One of the guests fell out of an upstairs window. What he was doing up there I have no idea and I don’t want to. But it was one of the windows over where the scullery was, and one of the big sinks was by the window so if you were standing in front of it, you were facing a little bit of the garden at the back. Two of the girls were washing glasses when they heard a woman
screaming and suddenly this man fell right down past the window in front of them and went
wap!
on the grass. On his feet, would you believe it? He’d drunk so much that he was like a rag doll, which was just as well because if he’d been sober I should think he’d have broken his neck. And his hat came down with him. I remember that because he picked it up off the ground and raised it to the girls, and of course they screamed their silly heads off when they saw that. Well, Mr. Herbert and I went out to him and he kept raising his hat to us and saying he didn’t want to put us out. He seemed to think Mr. Herbert was a policeman, because he kept saying, ‘Don’t trouble yourself, officer, I can manage.’ In the end Mr. Herbert helped him to his car and he drove away. I did wonder if he got safe home, because we never saw him again. The girl who’d been up there with him came flying down the stairs half naked, screaming her head off. She must have seen him fall, but I don’t think she had the faintest idea what was going on. When she heard his car going off, she went running down the road after him, no hat or shoes or anything. We never saw her again, either.

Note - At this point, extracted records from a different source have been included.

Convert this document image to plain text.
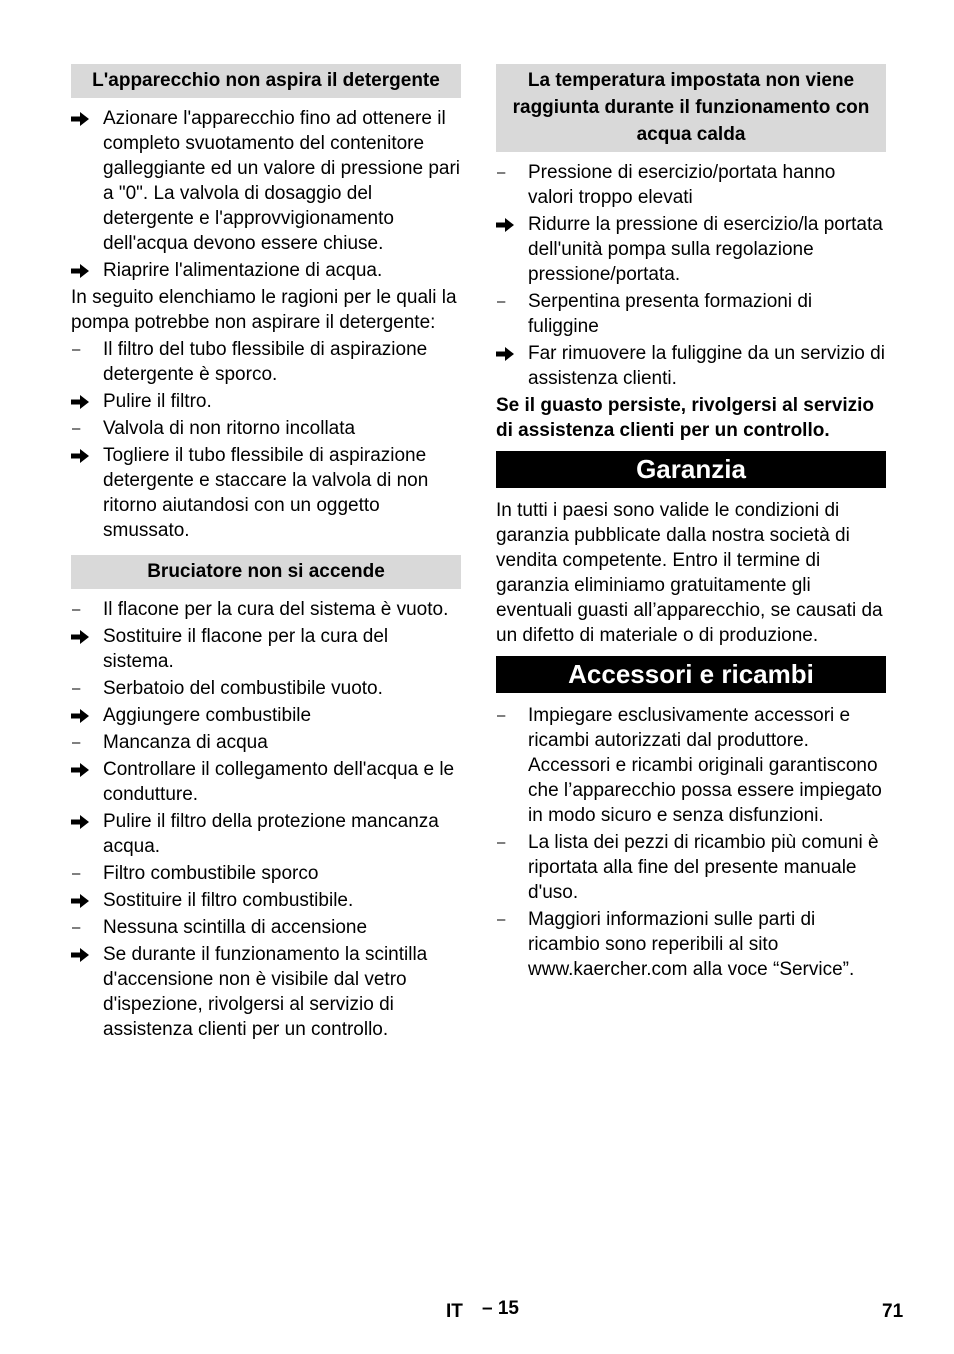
L'apparecchio non aspira il detergente
Azionare l'apparecchio fino ad ottenere il completo svuotamento del contenitore galleggiante ed un valore di pressione pari a "0". La valvola di dosaggio del detergente e l'approvvigionamento dell'acqua devono essere chiuse.
Riaprire l'alimentazione di acqua.
In seguito elenchiamo le ragioni per le quali la pompa potrebbe non aspirare il detergente:
–	Il filtro del tubo flessibile di aspirazione detergente è sporco.
Pulire il filtro.
–	Valvola di non ritorno incollata
Togliere il tubo flessibile di aspirazione detergente e staccare la valvola di non ritorno aiutandosi con un oggetto smussato.
Bruciatore non si accende
–	Il flacone per la cura del sistema è vuoto.
Sostituire il flacone per la cura del sistema.
–	Serbatoio del combustibile vuoto.
Aggiungere combustibile
–	Mancanza di acqua
Controllare il collegamento dell'acqua e le condutture.
Pulire il filtro della protezione mancanza acqua.
–	Filtro combustibile sporco
Sostituire il filtro combustibile.
–	Nessuna scintilla di accensione
Se durante il funzionamento la scintilla d'accensione non è visibile dal vetro d'ispezione, rivolgersi al servizio di assistenza clienti per un controllo.
La temperatura impostata non viene raggiunta durante il funzionamento con acqua calda
–	Pressione di esercizio/portata hanno valori troppo elevati
Ridurre la pressione di esercizio/la portata dell'unità pompa sulla regolazione pressione/portata.
–	Serpentina presenta formazioni di fuliggine
Far rimuovere la fuliggine da un servizio di assistenza clienti.
Se il guasto persiste, rivolgersi al servizio di assistenza clienti per un controllo.
Garanzia
In tutti i paesi sono valide le condizioni di garanzia pubblicate dalla nostra società di vendita competente. Entro il termine di garanzia eliminiamo gratuitamente gli eventuali guasti all’apparecchio, se causati da un difetto di materiale o di produzione.
Accessori e ricambi
–	Impiegare esclusivamente accessori e ricambi autorizzati dal produttore. Accessori e ricambi originali garantiscono che l’apparecchio possa essere impiegato in modo sicuro e senza disfunzioni.
–	La lista dei pezzi di ricambio più comuni è riportata alla fine del presente manuale d'uso.
–	Maggiori informazioni sulle parti di ricambio sono reperibili al sito www.kaercher.com alla voce “Service”.
IT – 15	71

A lot of that sort of behaviour went on, and Mr. Booth and his champagne were usually to be found in the middle of it. Needless to say, Lord Kellway and Miss Louisa never came to any of these parties and Master Edmund usually stayed away as well. I didn’t like it and neither did Mr. Herbert. He never said much, but it upset him—it upset all of us because it wasn’t respectful to Mr. James. Not only that, but all the maids would be grumbling because of the extra work they were put to, not to mention having to stay up half the night. Because most of those that called themselves guests were people who didn’t know any better; they gave themselves airs as if they were dukes and duchesses,
and treated us like dirt. One summer we got through three different cooks and of course it was a terrible upheaval each time. The last one, Mrs. Seddon, she stayed. I don’t know what I’d have done if she hadn’t. She did plain food, that’s what Mr. James liked, a good solid roast meal. She was a good sort, very patient—well, she had to be, to put up with all the carry-on as long as she did.